A Comparison of In Vitro Studies Between Cobalt(III) and Copper(II) Complexes with Thiosemicarbazone Ligands to Treat Triple Negative Breast Cancer

Learning Commons @Perry Library, Room 1310

Triple negative breast cancer (TNBC) is one of the most aggressive forms of breast cancer, and disproportionately affects African American women. TNBC cells lack the common hormone receptors that many pre-existing cancer treatments target. Fortunately, metal-based complexes with thiosemicarbazone ligands have gained significant attention for their potential as anti-cancer agents. Cobalt(III) complex ([Co(phen)2(MeATSC)](NO3)3•1.5H2O•C2H5OH]) and Copper(II) complex ([Cu(acetylethTSC)Cl]Cl•0.25C2H5OH) specifically have properties of high toxicity, which can contribute to decreased cancer cell activity. The effects of these complexes are currently being investigated on cancerous and non-cancerous breast cell lines.
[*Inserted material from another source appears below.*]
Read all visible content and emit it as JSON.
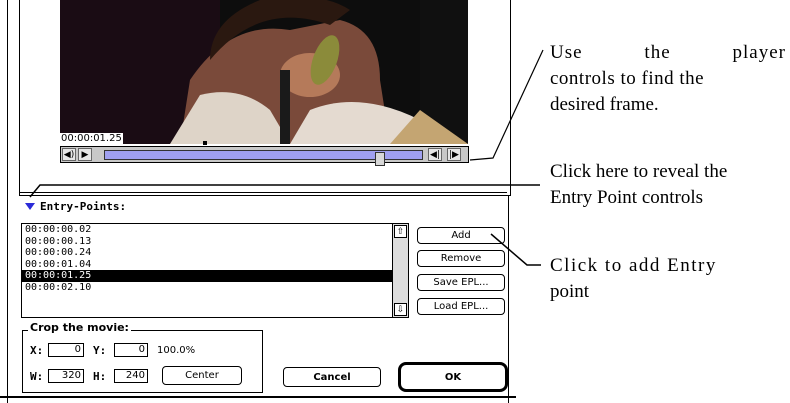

The cytotoxic effect of the cobalt(lll) complex and the copper(ll) complex was analyzed using a CCK-8 viability assay. Further analysis of the activities of caspase 3/7, 9, and 1, cell cycle arrest, and mitochondrial function were conducted to study the cell death mechanisms in the TNBC cell line (MDA-MB-231 VIM RPF). Our findings showed that the cobalt(III) complex induced cell death in the TNBC cell line via activation of oxidative stress, which induced apoptosis and pyroptosis. The cobalt(III) complex also contributed to an increase in ROS levels and mitochondrial dysfunction. The copper(II) complex induced cell cycle arrest in the S phase through the induction of DNA cleavage and induced a significant increase in nicked DNA. Currently, investigations into the cytotoxic effects of both complexes on non-cancerous breast cells are being conducted.